Mr. Groharing showed a video, found in the compound, that showed a teenaged Mr. Khadr fiddling with what appear to be parts of explosive devices; later, in a green-tinged night-vision shot, he mugs for the camera as unidentified people bury what appear to be explosive devices.
Col. Jackson tore into Col. W’s testimony, noting that a memo Col. W wrote to his superiors the night of the 2002 firefight said the man who had lobbed the grenade killing Sgt. Speer was among three enemy combatants killed in action. A fourth person, he wrote at the time, was wounded in action.
But years later, after being visited by investigators into Mr. Khadr’s case, he changed the original memo on his personal computer to read that Sgt. Speer’s killer had survived.
“Investigators came to see me; they had a version of the report that was correct. And when I looked at mine I went, ‘Oh, this is wrong.’ And I changed it.”
But while Col. Jackson was questioning the prosecution’s second witness, a sergeant-major present at the 2002 firefight who said he shot Mr. Khadr twice in the back when he encountered the teen in an alley, Col. Jackson started to cough. He asked military judge Colonel Patrick Parrish for a five-minute recess and turned to the defence counsel table to grab a bottle of water.
On his way back to the podium, the military lawyer collapsed. He regained consciousness shortly afterward and was taken to hospital as the courtroom was emptied.
Later Thursday evening, deputy chief defence counsel Brian Broyles said Col. Jackson, who has been on the trial virtually non-stop despite being newly married, is still in pain. Doctors should know better by Friday when he can appear in court again.
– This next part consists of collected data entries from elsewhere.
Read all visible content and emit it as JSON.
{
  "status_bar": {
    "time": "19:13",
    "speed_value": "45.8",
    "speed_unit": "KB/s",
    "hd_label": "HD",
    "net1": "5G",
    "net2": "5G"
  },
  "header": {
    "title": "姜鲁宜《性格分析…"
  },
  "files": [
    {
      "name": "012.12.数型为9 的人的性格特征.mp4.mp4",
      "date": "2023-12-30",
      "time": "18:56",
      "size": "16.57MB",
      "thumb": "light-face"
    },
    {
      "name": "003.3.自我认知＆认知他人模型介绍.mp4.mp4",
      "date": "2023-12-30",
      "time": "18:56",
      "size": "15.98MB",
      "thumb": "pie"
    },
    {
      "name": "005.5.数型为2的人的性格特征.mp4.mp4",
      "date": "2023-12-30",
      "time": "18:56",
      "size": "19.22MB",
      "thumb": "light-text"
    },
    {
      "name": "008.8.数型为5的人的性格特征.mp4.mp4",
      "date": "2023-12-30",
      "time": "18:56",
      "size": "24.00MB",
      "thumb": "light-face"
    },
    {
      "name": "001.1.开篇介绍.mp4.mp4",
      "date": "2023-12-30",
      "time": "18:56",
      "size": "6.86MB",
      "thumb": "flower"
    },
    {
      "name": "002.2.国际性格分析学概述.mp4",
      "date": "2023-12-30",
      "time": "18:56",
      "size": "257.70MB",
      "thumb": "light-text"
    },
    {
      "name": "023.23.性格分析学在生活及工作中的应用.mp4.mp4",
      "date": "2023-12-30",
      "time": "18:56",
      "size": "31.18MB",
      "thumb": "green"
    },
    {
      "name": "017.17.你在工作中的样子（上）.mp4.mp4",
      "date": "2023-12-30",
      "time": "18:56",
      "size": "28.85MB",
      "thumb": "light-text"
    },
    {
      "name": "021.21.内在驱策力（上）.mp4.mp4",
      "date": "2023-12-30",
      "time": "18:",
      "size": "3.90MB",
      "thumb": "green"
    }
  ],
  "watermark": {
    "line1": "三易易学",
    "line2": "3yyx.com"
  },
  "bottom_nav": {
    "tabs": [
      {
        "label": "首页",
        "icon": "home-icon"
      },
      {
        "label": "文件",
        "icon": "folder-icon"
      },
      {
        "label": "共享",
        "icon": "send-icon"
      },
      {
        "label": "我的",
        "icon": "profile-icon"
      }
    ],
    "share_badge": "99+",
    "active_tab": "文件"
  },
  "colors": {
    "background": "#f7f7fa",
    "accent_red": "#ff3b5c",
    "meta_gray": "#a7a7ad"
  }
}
But his incapacitation effectively puts the trial on pause: Col. Jackson is the only person able to represent Mr. Khadr in court. Although Dennis Edney, the Edmonton-based lawyer representing the Khadr family, is in Guantanamo Bay and has been present throughout the trial process, he can’t formally represent Mr. Khadr in court because he isn’t American. Mr. Khadr fired his two U.S. civilian lawyers last month; he said at first he wanted no legal representation whatsoever, although he has since reconciled himself to putting up an active defence.
“Omar Khadr has one attorney – that is Lieutenant-Colonel Jon Jackson,” Mr. Boyles said. “If the court has to wait for Lt.-Col. Jackson, the court has to wait for Lt.-Col. Jackson.”
Speaking to reporters Thursday evening, Mr. Edney said Mr. Khadr, who has been in court despite fasting for the month-long Muslim holiday of Ramadan, was extremely upset by his lawyer’s collapse.
“He said he felt helpless to do anything,” Mr. Edney said. “He was very upset.”